In writing this book I was interested in the following issues:

Compassion. Is compassion a luxury? Something we are able provide only when things are going well — or well enough — in our own lives?

Our moral code and sense of self. What happens when we find ourselves acting outside our own previously devised moral code? How do we reconcile the difference between the way we assumed our life would be, and what life actually brings to us?

Criminal vs. non-criminal acts. Why has society decided that some things we might do are offenses against the state and punishable by the law, while other acts fall into that murky area of a more personal decision about what is right and what is wrong?

Religious faith. How do we maintain our religious faith when we find ourselves acting in ways that go against what we think we believe in? What is it like to be a minister whose job is to be the spiritual leader of his community when his sudden grief barely allows him to hang on?

Secrets. When does a secret begin to erode our sense of self and cause a feeling of isolation that spills pain onto others? When do we decide to keep a secret to ourselves?

Psychological theories vs. religious beliefs. How effective can we be in understanding the feelings — particularly of children — by applying a psychological interpretation to their experience? How can these theories be integrated into religious thought?

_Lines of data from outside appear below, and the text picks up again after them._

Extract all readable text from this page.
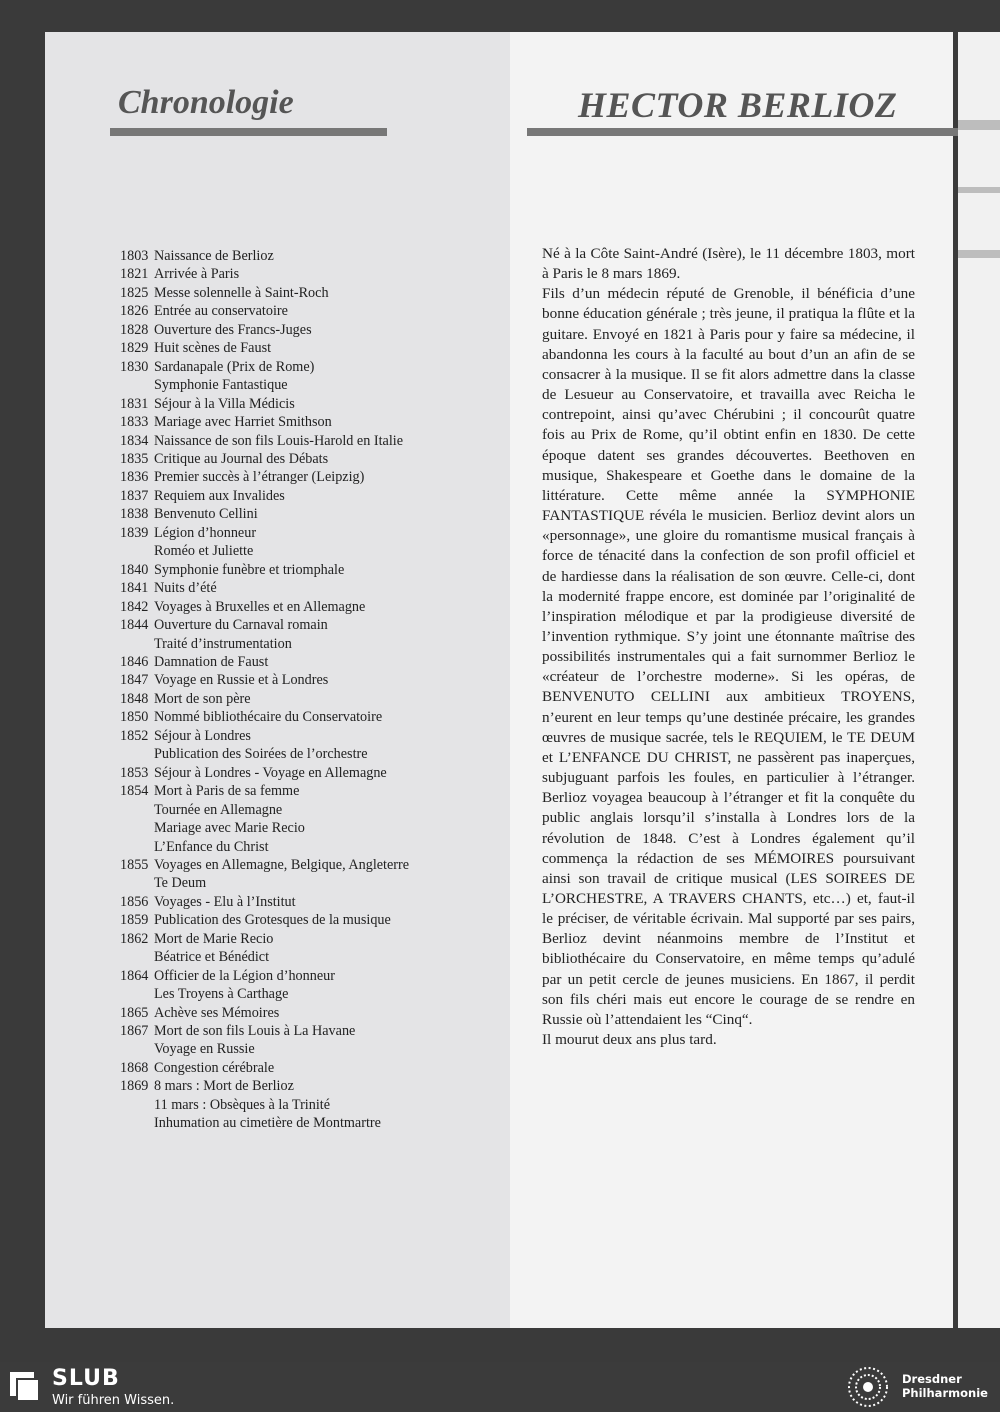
Chronologie	HECTOR BERLIOZ
1803 Naissance de Berlioz
1821 Arrivée à Paris
1825 Messe solennelle à Saint-Roch
1826 Entrée au conservatoire
1828 Ouverture des Francs-Juges
1829 Huit scènes de Faust
1830 Sardanapale (Prix de Rome)
Symphonie Fantastique
1831 Séjour à la Villa Médicis
1833 Mariage avec Harriet Smithson
1834 Naissance de son fils Louis-Harold en Italie
1835 Critique au Journal des Débats
1836 Premier succès à l’étranger (Leipzig)
1837 Requiem aux Invalides
1838 Benvenuto Cellini
1839 Légion d’honneur
Roméo et Juliette
1840 Symphonie funèbre et triomphale
1841 Nuits d’été
1842 Voyages à Bruxelles et en Allemagne
1844 Ouverture du Carnaval romain
Traité d’instrumentation
1846 Damnation de Faust
1847 Voyage en Russie et à Londres
1848 Mort de son père
1850 Nommé bibliothécaire du Conservatoire
1852 Séjour à Londres
Publication des Soirées de l’orchestre
1853 Séjour à Londres - Voyage en Allemagne
1854 Mort à Paris de sa femme
Tournée en Allemagne
Mariage avec Marie Recio
L’Enfance du Christ
1855 Voyages en Allemagne, Belgique, Angleterre
Te Deum
1856 Voyages - Elu à l’Institut
1859 Publication des Grotesques de la musique
1862 Mort de Marie Recio
Béatrice et Bénédict
1864 Officier de la Légion d’honneur
Les Troyens à Carthage
1865 Achève ses Mémoires
1867 Mort de son fils Louis à La Havane
Voyage en Russie
1868 Congestion cérébrale
1869 8 mars : Mort de Berlioz
11 mars : Obsèques à la Trinité
Inhumation au cimetière de Montmartre

Né à la Côte Saint-André (Isère), le 11 décembre 1803, mort à Paris le 8 mars 1869.

Fils d’un médecin réputé de Grenoble, il bénéficia d’une bonne éducation générale ; très jeune, il pratiqua la flûte et la guitare. Envoyé en 1821 à Paris pour y faire sa médecine, il abandonna les cours à la faculté au bout d’un an afin de se consacrer à la musique. Il se fit alors admettre dans la classe de Lesueur au Conservatoire, et travailla avec Reicha le contrepoint, ainsi qu’avec Chérubini ; il concourût quatre fois au Prix de Rome, qu’il obtint enfin en 1830. De cette époque datent ses grandes découvertes. Beethoven en musique, Shakespeare et Goethe dans le domaine de la littérature. Cette même année la SYMPHONIE FANTASTIQUE révéla le musicien. Berlioz devint alors un «personnage», une gloire du romantisme musical français à force de ténacité dans la confection de son profil officiel et de hardiesse dans la réalisation de son œuvre. Celle-ci, dont la modernité frappe encore, est dominée par l’originalité de l’inspiration mélodique et par la prodigieuse diversité de l’invention rythmique. S’y joint une étonnante maîtrise des possibilités instrumentales qui a fait surnommer Berlioz le «créateur de l’orchestre moderne». Si les opéras, de BENVENUTO CELLINI aux ambitieux TROYENS, n’eurent en leur temps qu’une destinée précaire, les grandes œuvres de musique sacrée, tels le REQUIEM, le TE DEUM et L’ENFANCE DU CHRIST, ne passèrent pas inaperçues, subjuguant parfois les foules, en particulier à l’étranger. Berlioz voyagea beaucoup à l’étranger et fit la conquête du public anglais lorsqu’il s’installa à Londres lors de la révolution de 1848. C’est à Londres également qu’il commença la rédaction de ses MÉMOIRES poursuivant ainsi son travail de critique musical (LES SOIREES DE L’ORCHESTRE, A TRAVERS CHANTS, etc…) et, faut-il le préciser, de véritable écrivain. Mal supporté par ses pairs, Berlioz devint néanmoins membre de l’Institut et bibliothécaire du Conservatoire, en même temps qu’adulé par un petit cercle de jeunes musiciens. En 1867, il perdit son fils chéri mais eut encore le courage de se rendre en Russie où l’attendaient les “Cinq“.

Il mourut deux ans plus tard.

SLUB
Wir führen Wissen.
Dresdner
Philharmonie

Love vs. fear. What is it that causes the power of love to emerge and become stronger than the power of fear? And how does this affect not only our personal lives, but the state of the world?

I write because people amaze me, and life awes me. I write because I hope that by telling the stories of others, and by reading the stories of others, we can possibly see the world in a larger way, and that we can enjoy a good, old-fashioned storytelling experience along the way.